Nine out of 10 marketers use video as a marketing tool – an all-time high, according to HubSpot. Ninety six percent of marketers — more than at any point in the past nine years — told HubSpot they see video as an “important part” of their marketing strategy. So it’s no surprise that Google continues to roll out new tools to help marketers capitalize on video advertising.
At Google’s May 23 Marketing Live event, the company launched new ad products intended to capitalize on video:
Video View Campaigns
The main goal of Video View Campaigns is to drive as many views as possible at the lowest cost per view (CPV). Google suggests that these campaigns can potentially increase views by an estimated 40 percent in comparison to the conventional skippable in-stream cost-per-view campaigns. This is achieved by integrating different ad formats, including skippable in-stream ads, in-feed ads, and Shorts ads, and letting Google-powered AI dynamically optimize where the ads are served. This new campaign type sounds ideal for advertisers looking to maximize views by running different ad formats (on different YouTube placements) under a single campaign, instead of splitting creatives by ad format into multiple campaigns. The global launch of the Video Views Campaigns beta is scheduled for the coming month. Ultimately, Google hopes to offer advertisers a broader range of alternatives for connecting with their target audience.

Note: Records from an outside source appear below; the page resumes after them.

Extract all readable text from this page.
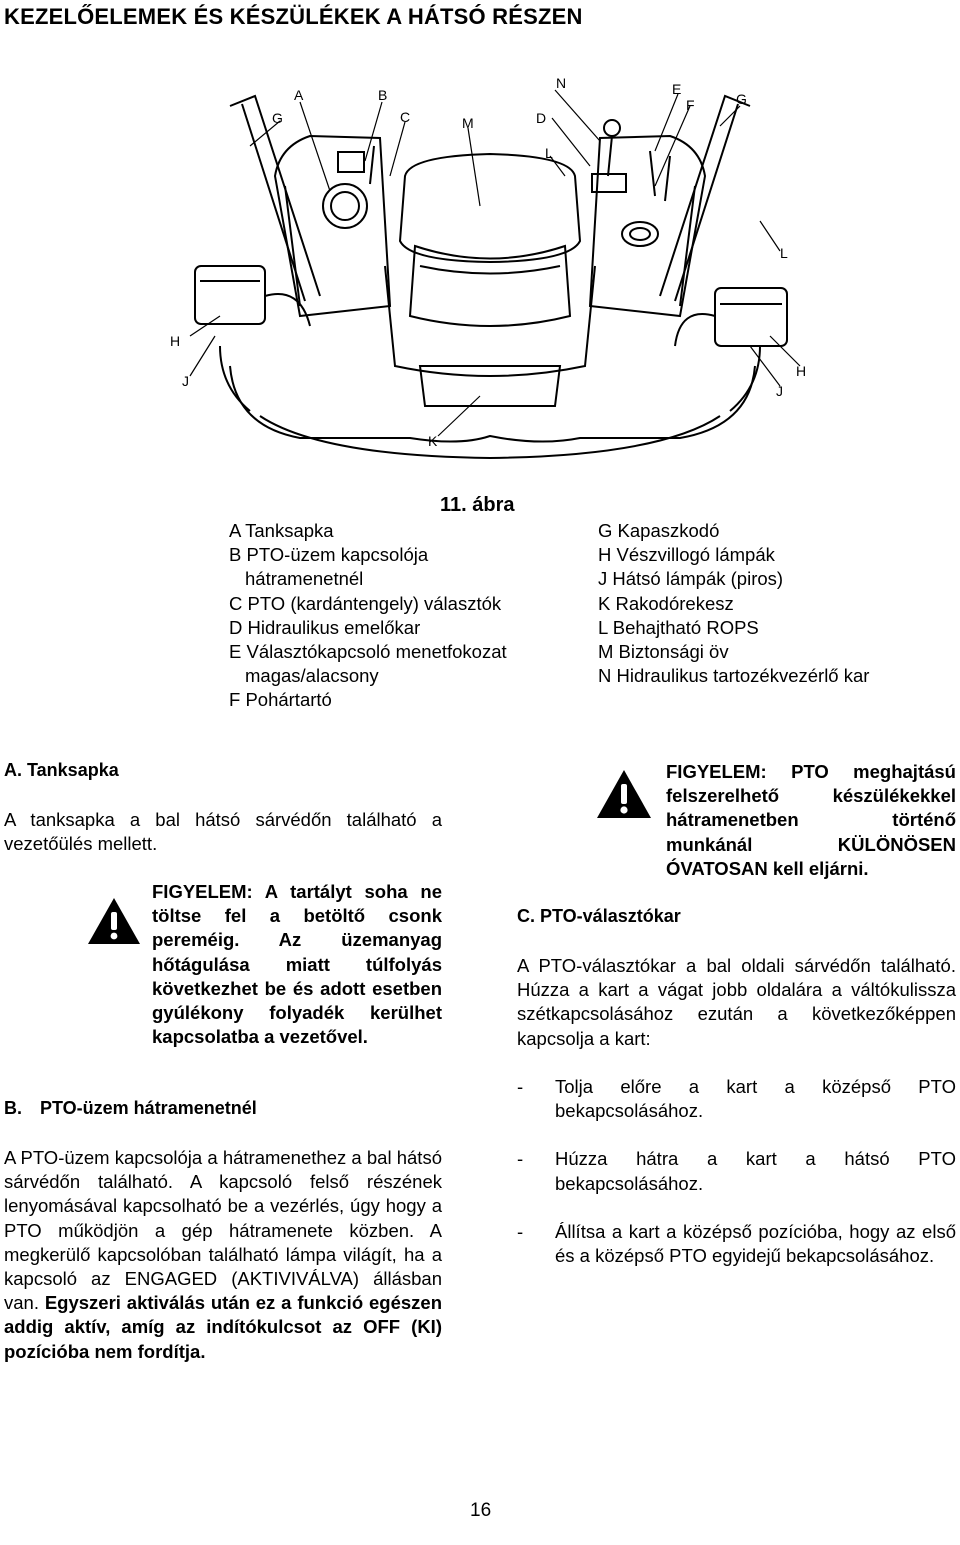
KEZELŐELEMEK ÉS KÉSZÜLÉKEK A HÁTSÓ RÉSZEN
A	B
C
G	M
N
D
L
E
F	G
L
H
J
H
J
K
11. ábra
A Tanksapka
B PTO-üzem kapcsolója
hátramenetnél
C PTO (kardántengely) választók
D Hidraulikus emelőkar
E Választókapcsoló menetfokozat
magas/alacsony
F Pohártartó
G Kapaszkodó
H Vészvillogó lámpák
J Hátsó lámpák (piros)
K Rakodórekesz
L Behajtható ROPS
M Biztonsági öv
N Hidraulikus tartozékvezérlő kar
A. Tanksapka
A tanksapka a bal hátsó sárvédőn található a vezetőülés mellett.
FIGYELEM: A tartályt soha ne töltse fel a betöltő csonk pereméig. Az üzemanyag hőtágulása miatt túlfolyás következhet be és adott esetben gyúlékony folyadék kerülhet kapcsolatba a vezetővel.
B. PTO-üzem hátramenetnél
A PTO-üzem kapcsolója a hátramenethez a bal hátsó sárvédőn található. A kapcsoló felső részének lenyomásával kapcsolható be a vezérlés, úgy hogy a PTO működjön a gép hátramenete közben. A megkerülő kapcsolóban található lámpa világít, ha a kapcsoló az ENGAGED (AKTIVIVÁLVA) állásban van. Egyszeri aktiválás után ez a funkció egészen addig aktív, amíg az indítókulcsot az OFF (KI) pozícióba nem fordítja.
FIGYELEM: PTO meghajtású felszerelhető készülékekkel hátramenetben történő munkánál KÜLÖNÖSEN ÓVATOSAN kell eljárni.
C. PTO-választókar
A PTO-választókar a bal oldali sárvédőn található. Húzza a kart a vágat jobb oldalára a váltókulissza szétkapcsolásához ezután a következőképpen kapcsolja a kart:
-	Tolja előre a kart a középső PTO bekapcsolásához.
-	Húzza hátra a kart a hátsó PTO bekapcsolásához.
-	Állítsa a kart a középső pozícióba, hogy az első és a középső PTO egyidejű bekapcsolásához.
16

Demand Generation Campaigns
Demand Generation Campaigns are crafted to use AI to engage consumers and motivate them to take action. These campaigns will run on different platforms, such as YouTube Shorts, YouTube in-stream, YouTube in-feed, Discover, and Gmail placements. In contrast to the prior lead form ads, the call to action for these campaigns will direct users to the advertiser’s website, which (says Google) should facilitate simpler conversion tracking.
A noteworthy aspect of Demand Generation Campaigns is the development of lookalike segments based on seed lists. These lists may include first-party data and YouTube users, enabling enhanced targeting through the implementation of lookalike segment settings: narrow (2.5 percent reach), balanced (5 percent reach), and broad (10 percent reach). Ad creatives can be specifically designed for these lookalike segments – which, in theory, should improve the chances that the ads resonate with target audiences.
The development of lookalike segments based on seed lists is a departure from Google’s recent announcement regarding the phaseout of Similar Audiences. When Google first announced the sunsetting of Similar Audiences back in November 2022, Google mentioned that “similar audiences will be transitioned to more durable solutions.” At the time, it appeared as though Google was referring to audience expansion and optimized targeting, which are simple toggles an advertiser can enable or disable for any given audience to have Google find more users that either look like an advertiser’s target segments or are likely to convert. That said, it’s possible that Google is restricting the capabilities of Similar Audiences as we know them by removing them from an advertiser’s view, and reintroducing a more restricted version of these calling them Lookalike Audiences just as we are seeing for Demand Generation Campaigns.
While we were able to create Similar Audiences off rule-based segments such as visitors of “/shop/collections/jackets,” the new Lookalike Audiences seem to only allow the use of first-party or YouTube audiences for their creation. I am curious to see if Google makes Lookalike Audiences available for other campaign types in the near future, or if it still limits their use to Demand Generation video campaigns.
What Advertisers Should Do
We urge advertisers to take an even-handed, critical approach with these new products. Google plays up benefits, but with the benefits come some caveats. As I blogged recently, Google’s ad products have lately been launching without giving advertisers adequate control and visibility into performance so we can clearly see what is working and what is not and adjust our strategy accordingly. This is not to say Google is releasing bad products – but they should provide more visibility and control rather than take a “Just trust Google – we know what we are doing” stance.